Paul’s dad completely supported our leaving the church. He was against our working there with  his daughter and her husband in the first place. 

 

He wrote Paul and told him to find a considerable amount of  property to buy because he was finally ready to retire as missionary and come back to the states to live. 


It had always been his dream, before becoming a missionary, to be a farmer and cattleman.

 

Just before our Broken Arrow house sold, we found eighty acres of beautiful property in Jenks. This property consisted of one spacious, move-in ready house, another gutted house that we could remodel, three hundred pecan trees, several ponds, wildlife and more all at an extremely reasonable price.

 

Not only was it an ideal space for his dad's farming and ranching dreams but there was room to fence off ample space for his mother to safely roam.

 

Our initial plan was to remodel the smaller house that had already been gutted for Paul’s parents  and our family would live in the other house.

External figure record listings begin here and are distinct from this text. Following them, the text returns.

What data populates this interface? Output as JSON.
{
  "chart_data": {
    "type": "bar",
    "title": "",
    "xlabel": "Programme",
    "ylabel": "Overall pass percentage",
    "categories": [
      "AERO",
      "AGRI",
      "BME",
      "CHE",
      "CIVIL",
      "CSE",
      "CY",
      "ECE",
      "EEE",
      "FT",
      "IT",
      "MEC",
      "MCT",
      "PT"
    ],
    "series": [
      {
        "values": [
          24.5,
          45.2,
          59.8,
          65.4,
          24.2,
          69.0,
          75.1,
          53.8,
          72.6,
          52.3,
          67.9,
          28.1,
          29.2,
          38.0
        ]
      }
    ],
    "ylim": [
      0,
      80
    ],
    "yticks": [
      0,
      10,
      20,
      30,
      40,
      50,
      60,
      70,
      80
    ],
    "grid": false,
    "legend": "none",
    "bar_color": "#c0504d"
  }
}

We were delighted by the prospects of his parents moving right next door to us after most of our adult years living an ocean apart. 

 

Our kids would so enjoy having their grandparents close by for the first time ever, which was icing on the cake!

 

All our plans were working out beautifully, until Paul’s dad, as he had before, changed his mind.

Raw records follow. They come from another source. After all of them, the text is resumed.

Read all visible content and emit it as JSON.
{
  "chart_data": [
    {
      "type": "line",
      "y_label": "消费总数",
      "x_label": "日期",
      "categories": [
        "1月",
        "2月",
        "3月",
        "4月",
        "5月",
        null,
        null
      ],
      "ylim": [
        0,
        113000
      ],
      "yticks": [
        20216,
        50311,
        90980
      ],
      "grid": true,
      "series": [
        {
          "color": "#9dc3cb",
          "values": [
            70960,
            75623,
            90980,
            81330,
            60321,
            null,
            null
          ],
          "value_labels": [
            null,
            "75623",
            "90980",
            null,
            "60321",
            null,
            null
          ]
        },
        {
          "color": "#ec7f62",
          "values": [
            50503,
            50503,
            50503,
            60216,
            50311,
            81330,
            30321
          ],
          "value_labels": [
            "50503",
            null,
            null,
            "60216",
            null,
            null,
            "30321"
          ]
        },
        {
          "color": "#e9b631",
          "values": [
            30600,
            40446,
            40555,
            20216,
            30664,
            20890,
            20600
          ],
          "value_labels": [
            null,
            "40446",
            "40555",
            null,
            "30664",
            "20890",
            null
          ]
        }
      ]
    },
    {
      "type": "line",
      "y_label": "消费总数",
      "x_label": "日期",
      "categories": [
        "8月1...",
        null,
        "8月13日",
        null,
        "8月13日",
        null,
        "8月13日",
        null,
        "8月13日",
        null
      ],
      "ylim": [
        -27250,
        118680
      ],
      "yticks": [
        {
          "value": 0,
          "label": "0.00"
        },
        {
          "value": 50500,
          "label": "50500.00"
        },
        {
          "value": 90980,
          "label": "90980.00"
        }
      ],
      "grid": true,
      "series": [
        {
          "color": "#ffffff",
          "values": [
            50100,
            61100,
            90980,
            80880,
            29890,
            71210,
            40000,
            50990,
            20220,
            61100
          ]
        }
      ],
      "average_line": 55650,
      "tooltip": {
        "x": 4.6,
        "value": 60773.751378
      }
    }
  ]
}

Each time he decided he would come home and retire, he always came back to the promise he made to God as a young man, "He would preach until he died."

 

He remained in Korea as missionary until he died in 2010 but he continued to support us in various ways the rest of his life. Paul’s mother had previously passed away, in her husband’s, arms in 2006.

 

We had lived in Broken Arrow for twenty-two years by this time.  

 

From the day we left the church and onward, we were completely alone in that city.

 

If we saw someone from the church in the grocery store or in any other public place, they would avoid us or noticeably turn away.

 

Since our only connection to that city was the church, there was nothing in that place that felt like home to us anymore. We did not know a ‘Broken Arrow’ outside of church and church family. 

 

We had no friends there anymore except for a very few young adults who had once been in our youth group. Even they were cautious about associating with us.

 

Every restaurant, every park, every store, every Quick Trip, every street we drove down-- literally every space we occupied or visited felt like it belonged to a history too painful to remember.

 

Our only family was the church family who had excommunicated us. 

 

So, beginning a new life meant leaving it all and moving to a whole new place with all new scenery, new stores, new public places, and a new church family.

 

Out with the old, in with the new.


Paul said it felt for him like he was being reborn every time he crossed the Arkansas river bridge that that took us in the direction of our new home.

 

We celebrated our first Thanksgiving in our new city and our new home in November 2001.

 

It was a solemn occasion, but we were extraordinarily happy with our accomplishment.



 


Paul with his parents at his dad's favorite restaurant in Korea, Burger King.